Si l'assuré renonce – malgré l’obligation qui lui est faite - à demander la restitution des cotisations versées en trop dans le cadre du pilier 3a, l'intégralité de l'avoir du pilier 3a sera imposée en cas de retrait de l’avoir du pilier 3a. En effet, un retrait du pilier 3a est toujours intégralement soumis à l'impôt sur le revenu, indépendamment du fait que les cotisations versées aient été déduites fiscalement ou non. Les cotisations versées en trop et non récupérées ainsi que les intérêts qui s’y rattachent ne sont donc pas déduits au moment du retrait.

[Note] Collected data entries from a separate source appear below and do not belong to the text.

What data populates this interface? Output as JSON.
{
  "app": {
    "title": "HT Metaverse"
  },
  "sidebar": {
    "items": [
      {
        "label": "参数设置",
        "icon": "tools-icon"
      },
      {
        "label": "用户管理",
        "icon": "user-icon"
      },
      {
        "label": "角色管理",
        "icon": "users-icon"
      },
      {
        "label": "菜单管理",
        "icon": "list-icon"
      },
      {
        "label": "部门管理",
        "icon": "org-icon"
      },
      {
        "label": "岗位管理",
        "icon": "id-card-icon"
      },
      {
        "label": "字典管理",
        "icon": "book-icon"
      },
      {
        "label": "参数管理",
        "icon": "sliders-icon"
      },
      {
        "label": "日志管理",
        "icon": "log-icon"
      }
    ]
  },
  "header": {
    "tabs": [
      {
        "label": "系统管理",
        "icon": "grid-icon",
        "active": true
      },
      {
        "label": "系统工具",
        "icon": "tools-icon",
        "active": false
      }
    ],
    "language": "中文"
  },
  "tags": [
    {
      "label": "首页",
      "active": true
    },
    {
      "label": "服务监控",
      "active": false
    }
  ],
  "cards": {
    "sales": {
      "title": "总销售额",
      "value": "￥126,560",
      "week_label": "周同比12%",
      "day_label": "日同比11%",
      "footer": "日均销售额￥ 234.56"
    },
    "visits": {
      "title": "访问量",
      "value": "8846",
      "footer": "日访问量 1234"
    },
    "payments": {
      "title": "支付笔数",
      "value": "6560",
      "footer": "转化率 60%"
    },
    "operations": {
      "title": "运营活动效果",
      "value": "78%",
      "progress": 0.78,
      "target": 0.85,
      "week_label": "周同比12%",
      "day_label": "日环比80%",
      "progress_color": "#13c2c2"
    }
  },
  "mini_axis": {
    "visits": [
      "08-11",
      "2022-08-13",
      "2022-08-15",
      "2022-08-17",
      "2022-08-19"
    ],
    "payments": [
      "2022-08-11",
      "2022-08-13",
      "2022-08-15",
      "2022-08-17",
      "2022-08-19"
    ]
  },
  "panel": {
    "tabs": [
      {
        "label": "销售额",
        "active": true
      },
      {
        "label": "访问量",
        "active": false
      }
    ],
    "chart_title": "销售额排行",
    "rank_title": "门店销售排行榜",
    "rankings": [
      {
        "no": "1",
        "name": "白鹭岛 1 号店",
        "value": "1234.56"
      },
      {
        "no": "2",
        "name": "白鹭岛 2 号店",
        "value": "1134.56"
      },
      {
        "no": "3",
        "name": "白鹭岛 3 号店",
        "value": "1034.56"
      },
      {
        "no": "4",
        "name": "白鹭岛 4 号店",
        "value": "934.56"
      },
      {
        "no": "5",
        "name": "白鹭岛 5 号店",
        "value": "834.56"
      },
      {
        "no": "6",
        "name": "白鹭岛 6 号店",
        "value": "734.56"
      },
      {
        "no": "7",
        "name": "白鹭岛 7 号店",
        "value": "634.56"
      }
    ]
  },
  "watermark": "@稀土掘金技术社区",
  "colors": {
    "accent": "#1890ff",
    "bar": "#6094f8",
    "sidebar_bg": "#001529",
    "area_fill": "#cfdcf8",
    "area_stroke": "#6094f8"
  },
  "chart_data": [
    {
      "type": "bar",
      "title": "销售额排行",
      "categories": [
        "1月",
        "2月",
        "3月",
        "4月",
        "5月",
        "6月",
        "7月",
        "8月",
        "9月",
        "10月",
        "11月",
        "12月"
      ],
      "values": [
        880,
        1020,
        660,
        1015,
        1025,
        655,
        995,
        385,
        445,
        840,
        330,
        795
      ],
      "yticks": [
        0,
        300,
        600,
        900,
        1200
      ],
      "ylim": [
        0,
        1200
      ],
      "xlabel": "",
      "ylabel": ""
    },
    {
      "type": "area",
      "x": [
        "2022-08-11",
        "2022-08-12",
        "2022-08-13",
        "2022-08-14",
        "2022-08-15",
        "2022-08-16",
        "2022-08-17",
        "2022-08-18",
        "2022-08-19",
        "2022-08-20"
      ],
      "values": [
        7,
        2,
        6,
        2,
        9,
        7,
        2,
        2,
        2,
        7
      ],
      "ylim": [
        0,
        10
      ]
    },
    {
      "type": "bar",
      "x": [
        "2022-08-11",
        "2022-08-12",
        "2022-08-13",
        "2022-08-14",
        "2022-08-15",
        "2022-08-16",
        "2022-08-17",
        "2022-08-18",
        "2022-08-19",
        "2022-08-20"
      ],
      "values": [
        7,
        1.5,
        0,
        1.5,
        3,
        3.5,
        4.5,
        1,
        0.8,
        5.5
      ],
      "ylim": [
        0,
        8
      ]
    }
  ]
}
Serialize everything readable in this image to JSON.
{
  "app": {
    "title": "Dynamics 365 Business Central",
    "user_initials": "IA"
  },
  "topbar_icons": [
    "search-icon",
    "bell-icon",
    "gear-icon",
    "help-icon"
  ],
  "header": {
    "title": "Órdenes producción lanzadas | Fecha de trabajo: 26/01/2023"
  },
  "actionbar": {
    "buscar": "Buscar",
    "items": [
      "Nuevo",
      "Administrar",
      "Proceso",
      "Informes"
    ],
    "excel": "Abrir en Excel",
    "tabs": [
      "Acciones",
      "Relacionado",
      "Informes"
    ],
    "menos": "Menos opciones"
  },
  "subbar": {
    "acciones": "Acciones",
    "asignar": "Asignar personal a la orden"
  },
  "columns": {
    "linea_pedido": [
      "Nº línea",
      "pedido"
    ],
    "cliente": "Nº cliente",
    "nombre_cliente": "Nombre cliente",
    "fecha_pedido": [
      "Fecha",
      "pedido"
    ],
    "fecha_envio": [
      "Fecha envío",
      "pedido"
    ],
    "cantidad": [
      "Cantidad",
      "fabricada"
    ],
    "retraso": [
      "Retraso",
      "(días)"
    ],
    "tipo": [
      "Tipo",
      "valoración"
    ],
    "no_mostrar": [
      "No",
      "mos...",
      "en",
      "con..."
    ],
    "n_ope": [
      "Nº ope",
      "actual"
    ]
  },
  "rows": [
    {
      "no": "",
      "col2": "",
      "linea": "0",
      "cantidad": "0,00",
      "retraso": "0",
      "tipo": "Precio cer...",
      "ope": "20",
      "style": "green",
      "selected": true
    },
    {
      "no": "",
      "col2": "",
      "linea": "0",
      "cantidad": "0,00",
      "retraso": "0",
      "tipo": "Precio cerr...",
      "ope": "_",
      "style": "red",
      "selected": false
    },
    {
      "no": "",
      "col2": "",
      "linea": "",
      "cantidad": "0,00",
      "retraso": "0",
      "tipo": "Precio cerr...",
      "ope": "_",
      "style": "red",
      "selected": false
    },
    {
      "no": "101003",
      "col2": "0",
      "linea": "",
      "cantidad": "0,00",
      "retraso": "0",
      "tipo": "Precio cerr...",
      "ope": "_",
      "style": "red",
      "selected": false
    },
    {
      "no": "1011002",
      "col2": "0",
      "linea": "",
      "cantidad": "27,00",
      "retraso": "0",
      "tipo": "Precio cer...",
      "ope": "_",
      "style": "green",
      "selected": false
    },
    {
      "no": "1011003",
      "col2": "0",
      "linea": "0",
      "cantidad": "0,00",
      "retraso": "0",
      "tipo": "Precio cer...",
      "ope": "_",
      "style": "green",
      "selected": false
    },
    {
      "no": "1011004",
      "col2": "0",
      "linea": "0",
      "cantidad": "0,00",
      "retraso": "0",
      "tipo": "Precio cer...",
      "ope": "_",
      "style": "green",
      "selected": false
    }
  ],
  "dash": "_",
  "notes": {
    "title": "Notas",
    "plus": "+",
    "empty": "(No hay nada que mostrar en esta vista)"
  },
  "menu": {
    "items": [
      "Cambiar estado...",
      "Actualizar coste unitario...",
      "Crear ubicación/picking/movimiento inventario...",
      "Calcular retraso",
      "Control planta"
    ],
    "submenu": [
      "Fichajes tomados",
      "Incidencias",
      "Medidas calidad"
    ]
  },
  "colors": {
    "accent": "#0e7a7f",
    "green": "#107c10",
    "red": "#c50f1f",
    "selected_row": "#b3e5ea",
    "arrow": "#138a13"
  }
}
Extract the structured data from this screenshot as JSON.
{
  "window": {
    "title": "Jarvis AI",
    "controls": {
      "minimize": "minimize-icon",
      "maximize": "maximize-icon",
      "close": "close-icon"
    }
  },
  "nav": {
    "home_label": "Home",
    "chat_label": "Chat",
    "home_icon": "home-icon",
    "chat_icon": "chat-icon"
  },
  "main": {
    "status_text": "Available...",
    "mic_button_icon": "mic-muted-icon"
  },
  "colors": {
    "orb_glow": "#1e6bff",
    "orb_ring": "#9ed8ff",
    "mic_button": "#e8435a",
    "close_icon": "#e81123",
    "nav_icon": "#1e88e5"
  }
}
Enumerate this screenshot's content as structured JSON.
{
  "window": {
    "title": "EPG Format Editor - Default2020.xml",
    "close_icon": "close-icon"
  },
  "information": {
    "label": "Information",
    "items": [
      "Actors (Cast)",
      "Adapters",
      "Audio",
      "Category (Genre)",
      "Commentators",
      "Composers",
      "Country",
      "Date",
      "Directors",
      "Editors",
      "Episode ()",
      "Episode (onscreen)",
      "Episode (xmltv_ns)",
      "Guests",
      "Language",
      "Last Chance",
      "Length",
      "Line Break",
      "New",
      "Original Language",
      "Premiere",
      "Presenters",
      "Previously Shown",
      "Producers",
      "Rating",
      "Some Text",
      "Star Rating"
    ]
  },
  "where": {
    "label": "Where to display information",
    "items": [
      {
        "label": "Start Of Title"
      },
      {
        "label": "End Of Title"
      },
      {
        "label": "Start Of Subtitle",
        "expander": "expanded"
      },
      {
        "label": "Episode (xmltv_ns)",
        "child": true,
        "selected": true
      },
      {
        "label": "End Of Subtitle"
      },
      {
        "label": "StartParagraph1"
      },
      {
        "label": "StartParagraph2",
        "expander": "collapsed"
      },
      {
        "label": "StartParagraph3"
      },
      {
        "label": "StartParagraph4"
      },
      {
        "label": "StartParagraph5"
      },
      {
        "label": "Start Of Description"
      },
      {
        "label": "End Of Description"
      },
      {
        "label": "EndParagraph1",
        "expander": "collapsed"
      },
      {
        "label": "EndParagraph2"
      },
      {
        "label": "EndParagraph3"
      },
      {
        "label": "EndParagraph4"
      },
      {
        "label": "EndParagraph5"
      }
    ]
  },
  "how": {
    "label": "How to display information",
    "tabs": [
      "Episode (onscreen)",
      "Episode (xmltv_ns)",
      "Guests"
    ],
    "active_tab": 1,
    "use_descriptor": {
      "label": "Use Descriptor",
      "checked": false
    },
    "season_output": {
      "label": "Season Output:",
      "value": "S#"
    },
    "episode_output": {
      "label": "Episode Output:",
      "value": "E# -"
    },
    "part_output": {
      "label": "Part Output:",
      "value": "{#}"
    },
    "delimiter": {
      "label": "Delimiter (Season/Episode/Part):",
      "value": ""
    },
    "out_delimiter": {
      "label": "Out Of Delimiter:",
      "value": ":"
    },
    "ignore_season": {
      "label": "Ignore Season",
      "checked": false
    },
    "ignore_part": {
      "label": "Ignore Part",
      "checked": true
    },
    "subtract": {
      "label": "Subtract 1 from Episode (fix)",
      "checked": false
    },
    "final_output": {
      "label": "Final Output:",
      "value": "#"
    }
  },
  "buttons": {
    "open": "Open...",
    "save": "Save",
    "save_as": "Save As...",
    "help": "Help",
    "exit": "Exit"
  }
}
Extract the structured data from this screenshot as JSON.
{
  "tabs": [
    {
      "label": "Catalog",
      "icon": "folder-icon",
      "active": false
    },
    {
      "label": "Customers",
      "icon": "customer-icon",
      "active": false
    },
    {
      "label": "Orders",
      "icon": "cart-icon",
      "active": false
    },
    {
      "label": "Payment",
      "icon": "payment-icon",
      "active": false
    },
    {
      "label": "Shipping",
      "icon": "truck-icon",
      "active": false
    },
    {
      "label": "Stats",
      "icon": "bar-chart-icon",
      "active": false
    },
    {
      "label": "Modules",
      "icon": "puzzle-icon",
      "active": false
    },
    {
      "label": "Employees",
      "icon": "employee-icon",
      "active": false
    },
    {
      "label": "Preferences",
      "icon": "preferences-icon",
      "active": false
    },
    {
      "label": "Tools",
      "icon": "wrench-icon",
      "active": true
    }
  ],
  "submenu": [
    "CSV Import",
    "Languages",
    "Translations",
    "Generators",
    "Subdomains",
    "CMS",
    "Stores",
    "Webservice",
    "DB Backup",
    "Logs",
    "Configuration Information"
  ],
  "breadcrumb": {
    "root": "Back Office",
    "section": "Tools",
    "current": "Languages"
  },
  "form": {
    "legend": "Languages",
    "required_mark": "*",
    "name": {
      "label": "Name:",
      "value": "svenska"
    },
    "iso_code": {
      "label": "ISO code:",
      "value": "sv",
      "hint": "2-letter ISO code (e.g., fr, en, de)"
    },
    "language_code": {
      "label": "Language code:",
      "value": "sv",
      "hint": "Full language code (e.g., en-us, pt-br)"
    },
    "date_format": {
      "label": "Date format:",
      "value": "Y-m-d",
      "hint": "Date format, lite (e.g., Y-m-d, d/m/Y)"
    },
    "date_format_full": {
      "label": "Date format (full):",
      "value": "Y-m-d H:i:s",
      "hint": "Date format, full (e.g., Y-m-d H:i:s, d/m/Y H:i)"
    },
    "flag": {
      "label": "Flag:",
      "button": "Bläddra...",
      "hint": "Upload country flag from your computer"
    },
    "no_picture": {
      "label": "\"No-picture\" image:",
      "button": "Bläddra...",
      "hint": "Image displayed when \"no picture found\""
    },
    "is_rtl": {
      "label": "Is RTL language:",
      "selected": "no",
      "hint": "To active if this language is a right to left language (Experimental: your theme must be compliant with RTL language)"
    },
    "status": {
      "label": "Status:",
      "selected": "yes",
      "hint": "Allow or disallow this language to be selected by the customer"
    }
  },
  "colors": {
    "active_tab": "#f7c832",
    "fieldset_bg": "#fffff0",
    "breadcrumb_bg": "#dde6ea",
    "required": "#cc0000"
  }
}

9.2 Pour les fondations bancaires

Les fondations bancaires qui encaissent, au titre de la prévoyance individuelle liée, des montants supérieurs aux montants donnant droit à la déduction (cf. ch. 5.1.) peuvent perdre leur droit à l'exonération fiscale (art. 6 OPP 3), car les montants encaissés ne servent alors pas exclusivement à la prévoyance au sens de l’OPP 3.

10 Placements en titres; demande de remboursement de l’impôt anticipé

La fondation bancaire qui a ouvert un dépôt de titres individuel en faveur du preneur de prévoyance a droit au remboursement de l’impôt anticipé retenu sur le rendement des titres. Elle doit adresser sa demande de remboursement de l’impôt anticipé à l’Administration fédérale des contributions (AFC), Division principale de l’impôt fédéral direct, de l’impôt anticipé, des droits de timbre, Division remboursement, Eigerstrasse 65, 3003 Berne. Elle joindra à la demande une liste indiquant le nom et l’adresse des preneurs de prévoyance concernés, le montant de leurs placements et le rendement brut de ces placements. Elle devra préciser dans l’extrait de compte annuel que le preneur de prévoyance n’a pas droit au remboursement de l’impôt anticipé (cf. art. 53 de l’ordonnance d’exécution du 19 décembre 1966 de la loi sur l’impôt anticipé [ordonnance sur l’impôt anticipé OIA; RS 642.211]).

11 Traitement fiscal des prestations du pilier 3a en cas de décès

Les avoirs du pilier 3a ne font en principe pas partie de la masse successorale du défunt. Les bénéficiaires (cf. chiffre 4) ont un droit propre à la prestation qui leur est attribuée (art. 82, al. 4, LPP). Le versement d'un avoir du pilier 3a à un bénéficiaire est donc toujours soumis à l'impôt sur le revenu (cf. chiffre 6.1). Si les héritiers réservataires reçoivent un versement provenant d'un avoir du pilier 3a à la suite d'une action en réduction réussie, ce versement est également soumis à l'impôt sur le revenu (cf. chiffre 6.1).

12 Entrée en vigueur

La présente circulaire entre en vigueur au 1er janvier 2026. Elle remplace la circulaire no 18 du 17 juillet 2008.